A lot happened the last month in Malaysia. Small things a little here and there, but the best was that I really felt all the love from the people around me. The reason I decided to leave is that I have so much people in Sweden I love. It was really wonderful to tell my friends and the love of my life that I’m coming home. But it took really long time to tell the people in Malaysia that I was about to leave. I didn’t want to tell them ’cause I didn’t want to leave, but I had to go ’cause I really wanted to meet the people in Sweden and hug them again.
The reason I went to Asia was because I found myself stuck in my life. It was beautiful and lovely and I loved it, but I felt something was missing. I made a lifeline and saw that when I’ve been the most happy I’ve released albums, created music, but even more, travelling and being on an adventure. I’ve been living abroad before, but there’s a big difference between going abroad when you’re around 20 and when you’re around 30. The difference is that you have no idea about consequences when you’re around 20 (and you think you know so much more). Stupidity and bliss of inexperience. Now I know I can end up by myself, it takes time to build good and true friendship and I also know I might not find someone I want to be close friends with. If something would happen to me, it’s up to me to solve it wherever I am.
I knew I had to do it, I knew I had to go, to rip up all the comfort I had at home, ’cause the only true comfort has to be in your heart, not in the things around you. So, I applied for some jobs abroad and ended up in China. My normal luggage, guitar and a bag, and off I went.

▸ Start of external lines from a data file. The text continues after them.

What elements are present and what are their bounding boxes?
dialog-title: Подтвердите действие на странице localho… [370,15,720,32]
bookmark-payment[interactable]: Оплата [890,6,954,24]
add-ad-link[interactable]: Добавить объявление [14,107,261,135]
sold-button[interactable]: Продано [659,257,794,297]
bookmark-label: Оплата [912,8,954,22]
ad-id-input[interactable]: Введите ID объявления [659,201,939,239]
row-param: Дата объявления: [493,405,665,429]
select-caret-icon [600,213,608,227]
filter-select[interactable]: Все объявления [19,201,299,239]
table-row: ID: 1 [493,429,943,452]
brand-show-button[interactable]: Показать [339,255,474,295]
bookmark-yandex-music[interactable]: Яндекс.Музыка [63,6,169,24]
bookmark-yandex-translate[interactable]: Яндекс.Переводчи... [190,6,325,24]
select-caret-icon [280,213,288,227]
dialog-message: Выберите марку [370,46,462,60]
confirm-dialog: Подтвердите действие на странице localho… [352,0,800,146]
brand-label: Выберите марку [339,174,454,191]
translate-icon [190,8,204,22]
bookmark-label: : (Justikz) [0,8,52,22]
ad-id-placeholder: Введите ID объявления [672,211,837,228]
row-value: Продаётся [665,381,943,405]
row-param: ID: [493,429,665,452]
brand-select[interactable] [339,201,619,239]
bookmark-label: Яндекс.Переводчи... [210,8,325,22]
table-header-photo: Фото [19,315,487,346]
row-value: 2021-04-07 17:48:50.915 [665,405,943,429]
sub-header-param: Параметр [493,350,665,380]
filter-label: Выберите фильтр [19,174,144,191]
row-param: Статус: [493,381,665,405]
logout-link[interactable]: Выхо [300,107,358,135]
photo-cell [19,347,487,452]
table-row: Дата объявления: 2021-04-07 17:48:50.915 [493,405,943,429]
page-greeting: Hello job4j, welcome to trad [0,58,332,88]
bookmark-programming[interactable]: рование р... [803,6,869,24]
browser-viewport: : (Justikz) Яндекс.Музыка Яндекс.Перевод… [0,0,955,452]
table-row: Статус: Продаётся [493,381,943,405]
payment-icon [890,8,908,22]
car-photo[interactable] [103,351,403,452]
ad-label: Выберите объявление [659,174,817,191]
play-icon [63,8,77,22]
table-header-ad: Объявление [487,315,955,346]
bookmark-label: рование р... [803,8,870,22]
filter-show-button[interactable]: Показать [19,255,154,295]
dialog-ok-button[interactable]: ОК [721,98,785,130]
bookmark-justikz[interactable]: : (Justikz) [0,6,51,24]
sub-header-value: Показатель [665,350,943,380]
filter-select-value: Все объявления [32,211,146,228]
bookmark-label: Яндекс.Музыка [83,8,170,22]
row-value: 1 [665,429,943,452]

I’m grateful for China, although the boss have no grasp of reality and fooled me with money etc. But if it wouldn’t have been for China I would probably never get the opportunity to go to Malaysia.
I was lucky and was included in the local life in Malaysia from the beginning. I had my routines with running in the jungle with lovely and a little crazy people, just as I like it (and it takes one to enjoy the others). I met a wonderful girl that I had dinner, concert and salsa-routine every friday. I ended up with a new family.
I was lucky to get to play as well, ’cause you all know how much I love performing and the interaction with you, the audience. I’ve written some songs for a project in Malaysia and I’ll share that when it’s up and rolling.
When the plane left Penang, I did cry. I cried of success. Might sound strange, but for me I put myself out of my comfort zone, travel to a part of the world that I’ve barely thought about. I land with an open heart and what I get is just a giant amount of love. If I was scared of change and to lose the illusion of control I would never have experienced the most beautiful thing ever. I would never have met these beautiful people that tells me when I come back they’ll continue to take care of me. I would never have experienced to run in the jungle, with the goal of drinking beer. I would never have known how strange China is and that a country like that is allowed to exist. But we’re in the same world and have to accept that everything has a place. Who says we’re right? If I listened to my fears I would never have experienced the giant amount of love that’s in this world. And I would never experienced how I miss the people at home. It’s beautiful to miss people with your whole heart. The only problem is that now I’m bound to miss people wherever I go. But I will also receive a lot of love, wherever I go.
Life is just so…. so…. so…. perfect.